You may want to try introducing receptor flexibility to improve the poses of your true positives.  There are two main ways to do this:  scale down the Van der Waals interactions to mimic flexibility (i.e., make the receptor atoms “squishy”) or use induced-fit docking (IFD) methods.  I have found that while setting a lower threshold for VdW scaling can rescue false negatives (poorly docked true binders), at least in one case, it does not improve the overall ranking of all of the true positives.  So it is not a panacea.

Induced fit methods work by mutating away several side chains in the binding pocket, docking a compound, mutating the side chains back, and energy minimizing the structure.  Then the compound is re-docked to the minimized structure using a high-precision algorithm.  There are two main applications for IFD: (1) improving the pose of a true positive that cannot be docked correctly by rigid docking and (2) rescuing false negatives.
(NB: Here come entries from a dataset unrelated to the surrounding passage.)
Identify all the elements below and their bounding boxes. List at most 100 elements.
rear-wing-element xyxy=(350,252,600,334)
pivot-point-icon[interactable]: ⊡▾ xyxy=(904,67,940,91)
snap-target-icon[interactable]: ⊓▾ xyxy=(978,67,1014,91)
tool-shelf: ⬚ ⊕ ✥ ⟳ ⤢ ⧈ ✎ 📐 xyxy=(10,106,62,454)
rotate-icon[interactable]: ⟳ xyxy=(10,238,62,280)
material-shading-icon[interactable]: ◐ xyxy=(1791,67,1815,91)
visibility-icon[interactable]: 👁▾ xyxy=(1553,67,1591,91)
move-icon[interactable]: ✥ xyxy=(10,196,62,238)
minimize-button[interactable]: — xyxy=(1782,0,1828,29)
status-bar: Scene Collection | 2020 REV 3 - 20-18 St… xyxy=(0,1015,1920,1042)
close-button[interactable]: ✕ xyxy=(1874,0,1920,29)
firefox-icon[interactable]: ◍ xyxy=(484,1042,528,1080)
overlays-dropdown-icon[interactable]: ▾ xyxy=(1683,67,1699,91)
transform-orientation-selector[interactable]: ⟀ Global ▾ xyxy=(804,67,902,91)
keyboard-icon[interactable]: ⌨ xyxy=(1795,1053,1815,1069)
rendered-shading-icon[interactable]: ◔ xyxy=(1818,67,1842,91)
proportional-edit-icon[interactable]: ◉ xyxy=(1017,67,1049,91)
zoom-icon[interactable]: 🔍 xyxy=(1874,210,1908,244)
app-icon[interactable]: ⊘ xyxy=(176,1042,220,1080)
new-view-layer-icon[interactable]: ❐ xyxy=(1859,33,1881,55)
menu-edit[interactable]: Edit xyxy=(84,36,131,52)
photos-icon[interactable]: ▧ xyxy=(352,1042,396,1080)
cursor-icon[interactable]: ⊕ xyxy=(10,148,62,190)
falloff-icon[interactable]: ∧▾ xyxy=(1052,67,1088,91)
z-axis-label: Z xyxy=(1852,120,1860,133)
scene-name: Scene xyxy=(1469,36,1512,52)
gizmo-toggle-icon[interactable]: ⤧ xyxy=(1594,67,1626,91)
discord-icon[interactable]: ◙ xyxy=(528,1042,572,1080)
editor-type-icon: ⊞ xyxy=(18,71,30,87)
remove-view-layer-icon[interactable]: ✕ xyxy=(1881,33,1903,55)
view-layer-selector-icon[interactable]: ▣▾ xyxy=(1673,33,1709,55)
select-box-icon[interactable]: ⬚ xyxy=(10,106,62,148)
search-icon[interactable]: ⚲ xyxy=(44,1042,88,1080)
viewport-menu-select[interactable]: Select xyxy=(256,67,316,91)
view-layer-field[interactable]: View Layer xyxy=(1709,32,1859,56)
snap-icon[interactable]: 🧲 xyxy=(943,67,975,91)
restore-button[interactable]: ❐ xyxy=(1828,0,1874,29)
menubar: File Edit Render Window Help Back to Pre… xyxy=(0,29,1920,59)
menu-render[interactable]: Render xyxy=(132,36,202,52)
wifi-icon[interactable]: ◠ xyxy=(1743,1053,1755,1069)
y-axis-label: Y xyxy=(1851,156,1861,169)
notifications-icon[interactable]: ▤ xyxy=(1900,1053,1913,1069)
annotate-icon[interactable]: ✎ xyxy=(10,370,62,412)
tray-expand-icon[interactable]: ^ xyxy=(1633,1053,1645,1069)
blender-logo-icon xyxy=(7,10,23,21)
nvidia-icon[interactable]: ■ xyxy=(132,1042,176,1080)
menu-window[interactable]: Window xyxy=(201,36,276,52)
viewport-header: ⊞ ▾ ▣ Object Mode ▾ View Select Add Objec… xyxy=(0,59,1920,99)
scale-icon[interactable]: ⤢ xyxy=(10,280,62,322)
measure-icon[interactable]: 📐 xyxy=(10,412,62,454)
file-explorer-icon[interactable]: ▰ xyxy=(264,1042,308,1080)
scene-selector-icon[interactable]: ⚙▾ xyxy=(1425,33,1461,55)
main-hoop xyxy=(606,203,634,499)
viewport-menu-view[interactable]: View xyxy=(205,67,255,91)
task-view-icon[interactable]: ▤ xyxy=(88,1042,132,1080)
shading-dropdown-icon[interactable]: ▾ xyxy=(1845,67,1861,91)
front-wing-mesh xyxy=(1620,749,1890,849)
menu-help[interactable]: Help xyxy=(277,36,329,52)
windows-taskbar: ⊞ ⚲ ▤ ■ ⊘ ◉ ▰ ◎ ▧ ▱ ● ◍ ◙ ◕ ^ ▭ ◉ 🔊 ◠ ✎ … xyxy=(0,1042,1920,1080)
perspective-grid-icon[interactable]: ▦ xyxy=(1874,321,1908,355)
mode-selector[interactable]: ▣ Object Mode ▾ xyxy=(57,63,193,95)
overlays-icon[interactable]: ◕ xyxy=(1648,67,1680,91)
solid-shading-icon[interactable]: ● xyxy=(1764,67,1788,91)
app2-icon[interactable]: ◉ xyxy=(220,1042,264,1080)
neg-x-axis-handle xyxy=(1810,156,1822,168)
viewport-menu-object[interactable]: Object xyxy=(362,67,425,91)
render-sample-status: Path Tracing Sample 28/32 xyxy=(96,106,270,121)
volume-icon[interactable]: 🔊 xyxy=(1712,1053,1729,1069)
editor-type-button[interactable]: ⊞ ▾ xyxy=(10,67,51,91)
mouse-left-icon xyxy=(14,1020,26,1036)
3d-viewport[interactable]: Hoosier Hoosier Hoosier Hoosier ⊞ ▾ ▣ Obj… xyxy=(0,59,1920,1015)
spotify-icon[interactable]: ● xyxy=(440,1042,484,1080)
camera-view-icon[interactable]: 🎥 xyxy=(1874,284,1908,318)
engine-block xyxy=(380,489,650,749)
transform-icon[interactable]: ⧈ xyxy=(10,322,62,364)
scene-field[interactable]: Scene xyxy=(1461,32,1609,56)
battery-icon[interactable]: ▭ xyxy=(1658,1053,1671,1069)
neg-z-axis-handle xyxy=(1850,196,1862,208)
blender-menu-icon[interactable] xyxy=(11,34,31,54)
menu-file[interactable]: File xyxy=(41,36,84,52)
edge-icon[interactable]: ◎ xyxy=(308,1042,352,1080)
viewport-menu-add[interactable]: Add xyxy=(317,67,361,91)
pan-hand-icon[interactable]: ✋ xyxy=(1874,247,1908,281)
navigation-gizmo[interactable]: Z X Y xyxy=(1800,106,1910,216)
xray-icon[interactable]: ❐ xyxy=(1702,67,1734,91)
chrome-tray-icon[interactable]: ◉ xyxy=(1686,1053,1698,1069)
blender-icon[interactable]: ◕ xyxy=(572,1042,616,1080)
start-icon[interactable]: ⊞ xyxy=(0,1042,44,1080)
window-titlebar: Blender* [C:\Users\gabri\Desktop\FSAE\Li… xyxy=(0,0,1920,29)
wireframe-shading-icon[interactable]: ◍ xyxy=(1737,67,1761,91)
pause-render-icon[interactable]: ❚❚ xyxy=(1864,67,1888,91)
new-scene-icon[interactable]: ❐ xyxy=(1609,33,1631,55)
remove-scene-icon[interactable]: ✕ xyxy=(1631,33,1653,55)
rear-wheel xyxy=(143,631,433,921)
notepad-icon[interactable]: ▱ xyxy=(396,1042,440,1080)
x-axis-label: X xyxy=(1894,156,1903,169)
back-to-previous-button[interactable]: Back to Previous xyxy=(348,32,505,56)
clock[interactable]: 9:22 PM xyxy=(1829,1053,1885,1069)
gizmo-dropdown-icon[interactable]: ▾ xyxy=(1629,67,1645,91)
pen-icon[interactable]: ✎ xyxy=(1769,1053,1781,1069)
My experience has been that IFD improves the docking scores of true positives and false positives by about the same amount, so the value of running the method on an entire library remains unclear.  However, there is much value in running IFD on a true hit where you are not sure the rigid pose is optimal.  Often, the improvement in the shape complementarity and number of interactions will be dramatic.

Also, you can use the alternative receptor conformations generated by IFD to a true positive to rescreen your library with faster rigid docking methods.  If you are screening on a prospective basis, this approach could help you identify other chemotypes that may bind well but are missed in a first pass rigid docking screen.